Thanks again to all who helped.

[Update: replaced nthGetter() with operator.itemgetter(), thanks to @intuited.]

解决方案

edit: re-read the original question and reworked answer to assume that all non-dictionaries are lists to be flattened.

In cases where you're not sure how far down the dictionaries go, you would want to use a recursive function. @Arrieta has already posted a function that recursively builds a list of non-dictionary values.

This one is a generator that yields successive non-dictionary values in the dictionary tree:

def flatten(d):
    """Recursively flatten dictionary values in `d`.

    >>> hat = {'cat': ['images/cat-in-the-hat.png'],
    ...        'fish': {'colours': {'red': [0xFF0000], 'blue': [0x0000FF]},
    ...                 'numbers': {'one': [1], 'two': [2]}},
    ...        'food': {'eggs': {'green': [0x00FF00]},
    ...                 'ham': ['lean', 'medium', 'fat']}}
    >>> set_of_values = set(flatten(hat))
    >>> sorted(set_of_values)
    [1, 2, 255, 65280, 16711680, 'fat', 'images/cat-in-the-hat.png', 'lean', 'medium']
    """
    try:
        for v in d.itervalues():
            for nested_v in flatten(v):
                yield nested_v
    except AttributeError:
        for list_v in d:
            yield list_v

The doctest passes the resulting iterator to the set function.

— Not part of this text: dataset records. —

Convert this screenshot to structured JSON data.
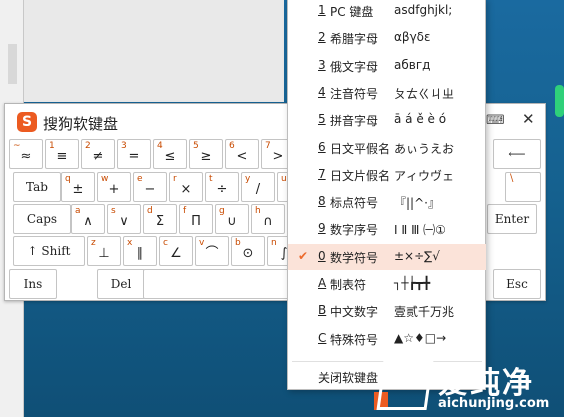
{
  "keyboard": {
    "title": "搜狗软键盘",
    "logo": "S",
    "kbd_icon": "⌨",
    "close": "✕",
    "rows": [
      [
        {
          "sub": "~",
          "main": "≈"
        },
        {
          "sub": "1",
          "main": "≡"
        },
        {
          "sub": "2",
          "main": "≠"
        },
        {
          "sub": "3",
          "main": "="
        },
        {
          "sub": "4",
          "main": "≤"
        },
        {
          "sub": "5",
          "main": "≥"
        },
        {
          "sub": "6",
          "main": "<"
        },
        {
          "sub": "7",
          "main": ">"
        }
      ],
      [
        {
          "sub": "q",
          "main": "±"
        },
        {
          "sub": "w",
          "main": "+"
        },
        {
          "sub": "e",
          "main": "−"
        },
        {
          "sub": "r",
          "main": "×"
        },
        {
          "sub": "t",
          "main": "÷"
        },
        {
          "sub": "y",
          "main": "/"
        },
        {
          "sub": "u",
          "main": ""
        }
      ],
      [
        {
          "sub": "a",
          "main": "∧"
        },
        {
          "sub": "s",
          "main": "∨"
        },
        {
          "sub": "d",
          "main": "Σ"
        },
        {
          "sub": "f",
          "main": "Π"
        },
        {
          "sub": "g",
          "main": "∪"
        },
        {
          "sub": "h",
          "main": "∩"
        }
      ],
      [
        {
          "sub": "z",
          "main": "⊥"
        },
        {
          "sub": "x",
          "main": "∥"
        },
        {
          "sub": "c",
          "main": "∠"
        },
        {
          "sub": "v",
          "main": "⌒"
        },
        {
          "sub": "b",
          "main": "⊙"
        },
        {
          "sub": "n",
          "main": "∫"
        }
      ]
    ],
    "fn": {
      "tab": "Tab",
      "caps": "Caps",
      "shift": "↑ Shift",
      "ins": "Ins",
      "del": "Del",
      "enter": "Enter",
      "esc": "Esc",
      "backspace": "⟵",
      "backslash": "\\"
    }
  },
  "menu": {
    "items": [
      {
        "num": "1",
        "name": "PC 键盘",
        "sample": "asdfghjkl;"
      },
      {
        "num": "2",
        "name": "希腊字母",
        "sample": "αβγδε"
      },
      {
        "num": "3",
        "name": "俄文字母",
        "sample": "абвгд"
      },
      {
        "num": "4",
        "name": "注音符号",
        "sample": "ㄆㄊㄍㄐㄓ"
      },
      {
        "num": "5",
        "name": "拼音字母",
        "sample": "ā á ě è ó"
      },
      {
        "num": "6",
        "name": "日文平假名",
        "sample": "あぃうえお"
      },
      {
        "num": "7",
        "name": "日文片假名",
        "sample": "アィウヴェ"
      },
      {
        "num": "8",
        "name": "标点符号",
        "sample": "『||^·』"
      },
      {
        "num": "9",
        "name": "数字序号",
        "sample": "Ⅰ Ⅱ Ⅲ ㈠①"
      },
      {
        "num": "0",
        "name": "数学符号",
        "sample": "±×÷∑√",
        "selected": true,
        "check": "✔"
      },
      {
        "num": "A",
        "name": "制表符",
        "sample": "┐┼┢┳╋"
      },
      {
        "num": "B",
        "name": "中文数字",
        "sample": "壹贰千万兆"
      },
      {
        "num": "C",
        "name": "特殊符号",
        "sample": "▲☆♦□→"
      }
    ],
    "close_label": "关闭软键盘"
  },
  "watermark": {
    "text": "爱纯净",
    "url": "aichunjing.com"
  }
}
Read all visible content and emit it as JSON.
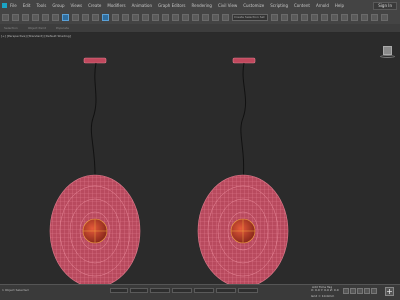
{
  "menubar": {
    "items": [
      "File",
      "Edit",
      "Tools",
      "Group",
      "Views",
      "Create",
      "Modifiers",
      "Animation",
      "Graph Editors",
      "Rendering",
      "Civil View",
      "Customize",
      "Scripting",
      "Content",
      "Arnold",
      "Help"
    ],
    "sign_in_label": "Sign In"
  },
  "toolbar": {
    "selection_set_placeholder": "Create Selection Set"
  },
  "ribbon": {
    "items": [
      "Selection",
      "Object Paint",
      "Populate"
    ]
  },
  "viewport": {
    "label": "[+] [Perspective] [Standard] [Default Shading]",
    "mesh_color": "#d8667a",
    "node_color": "#c9442f",
    "background": "#2b2b2b"
  },
  "statusbar": {
    "status_text": "1 Object Selected",
    "coordinates": "X: 0.0  Y: 0.0  Z: 0.0",
    "grid": "Grid = 10.0mm",
    "time_tag": "Add Time Tag",
    "add_button": "+"
  }
}
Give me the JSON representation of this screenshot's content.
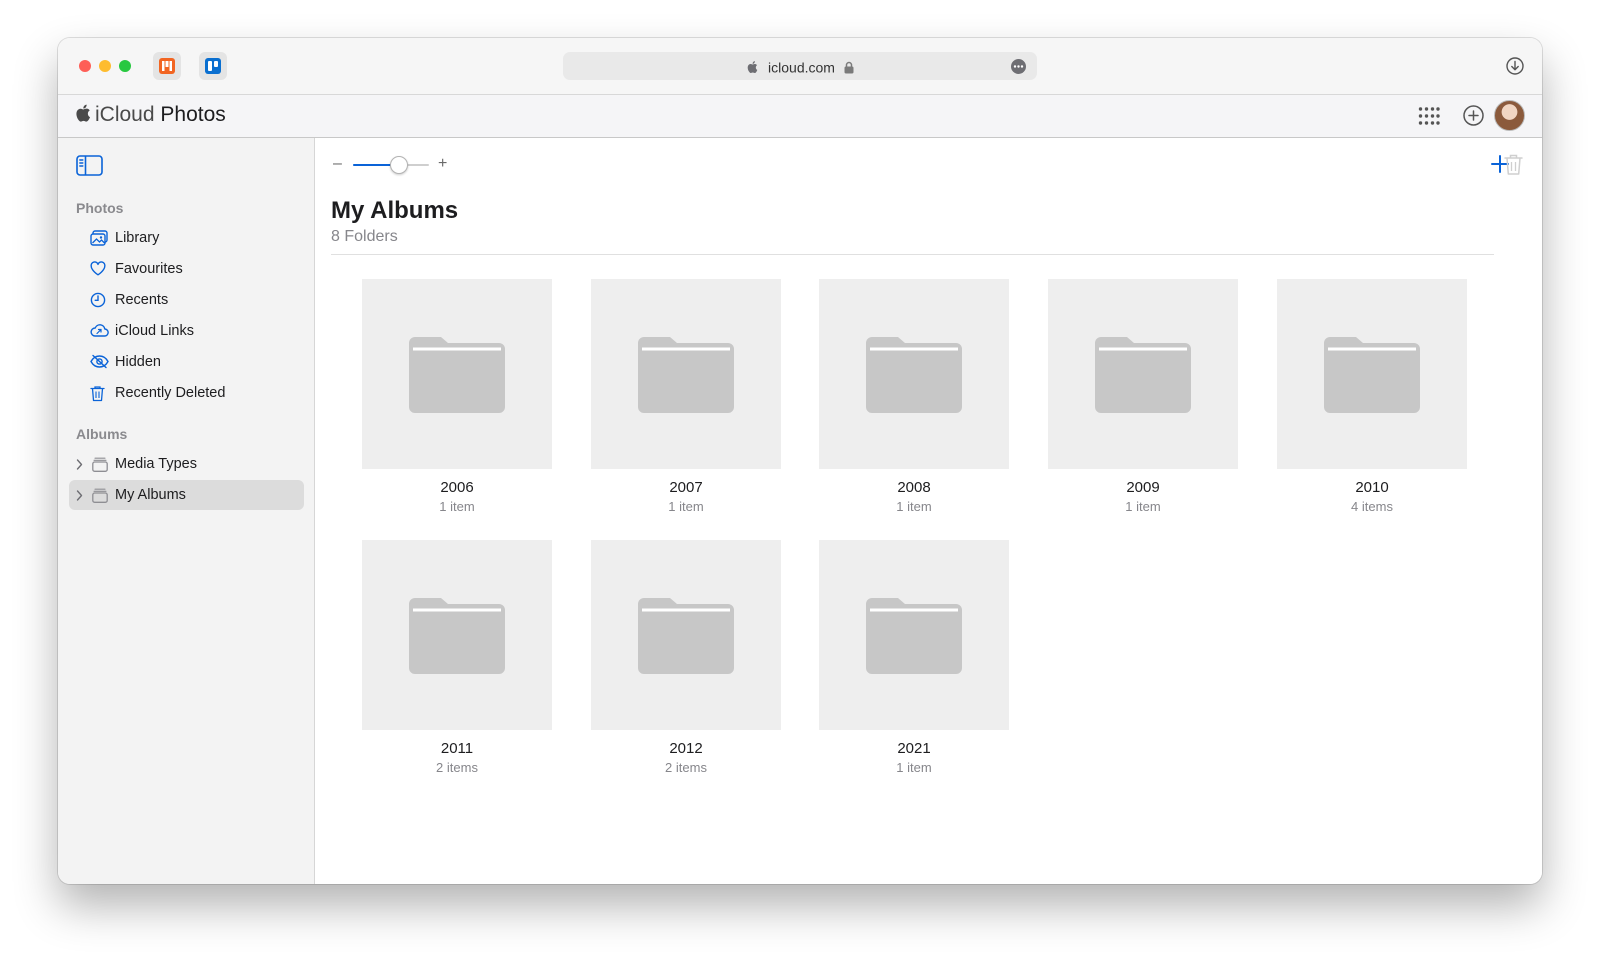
{
  "browser": {
    "url": "icloud.com",
    "icons": [
      "lock-icon",
      "more-options-icon",
      "download-icon"
    ]
  },
  "header": {
    "brand_icloud": "iCloud",
    "brand_photos": "Photos"
  },
  "sidebar": {
    "photos_section": "Photos",
    "photos_items": [
      {
        "label": "Library",
        "icon": "library-icon"
      },
      {
        "label": "Favourites",
        "icon": "heart-icon"
      },
      {
        "label": "Recents",
        "icon": "clock-icon"
      },
      {
        "label": "iCloud Links",
        "icon": "cloud-link-icon"
      },
      {
        "label": "Hidden",
        "icon": "hidden-eye-icon"
      },
      {
        "label": "Recently Deleted",
        "icon": "trash-icon"
      }
    ],
    "albums_section": "Albums",
    "album_items": [
      {
        "label": "Media Types",
        "selected": false
      },
      {
        "label": "My Albums",
        "selected": true
      }
    ]
  },
  "main": {
    "title": "My Albums",
    "subtitle": "8 Folders",
    "zoom_minus": "–",
    "zoom_plus": "+",
    "zoom_level": 0.6,
    "folders": [
      {
        "name": "2006",
        "count": "1 item"
      },
      {
        "name": "2007",
        "count": "1 item"
      },
      {
        "name": "2008",
        "count": "1 item"
      },
      {
        "name": "2009",
        "count": "1 item"
      },
      {
        "name": "2010",
        "count": "4 items"
      },
      {
        "name": "2011",
        "count": "2 items"
      },
      {
        "name": "2012",
        "count": "2 items"
      },
      {
        "name": "2021",
        "count": "1 item"
      }
    ]
  },
  "colors": {
    "accent": "#0a63d8",
    "sidebar_bg": "#f3f3f3",
    "tile_bg": "#eeeeee",
    "folder_glyph": "#c7c7c7"
  }
}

This is likely to be what you want, since, as Mr. Martelli points out, there's no intrinsic order to the values of a dictionary, and therefore no reason to keep track of the order in which they were found.

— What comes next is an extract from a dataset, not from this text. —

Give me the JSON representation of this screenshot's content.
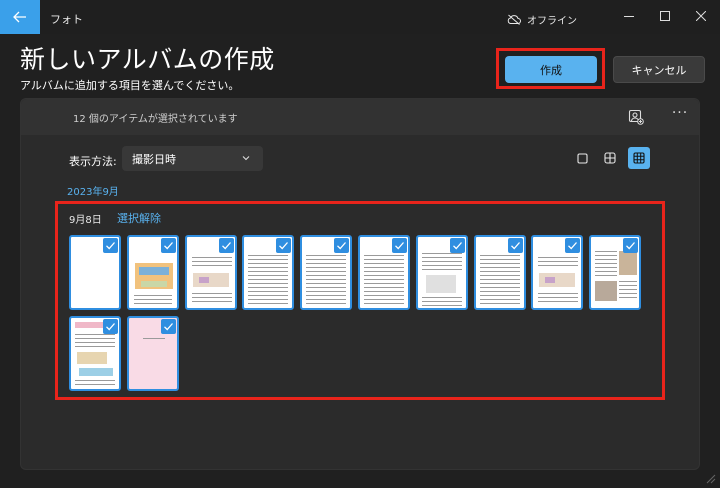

You may want to keep track of the number of occurrences of each value; this information will be lost if you pass the iterator to set. If you want to track that, just pass the result of flatten(hat) to some other function instead of set. Under Python 2.7, that other function could be collections.Counter. For compatibility with less-evolved pythons, you can write your own function or (with some loss of efficiency) combine sorted with itertools.groupby.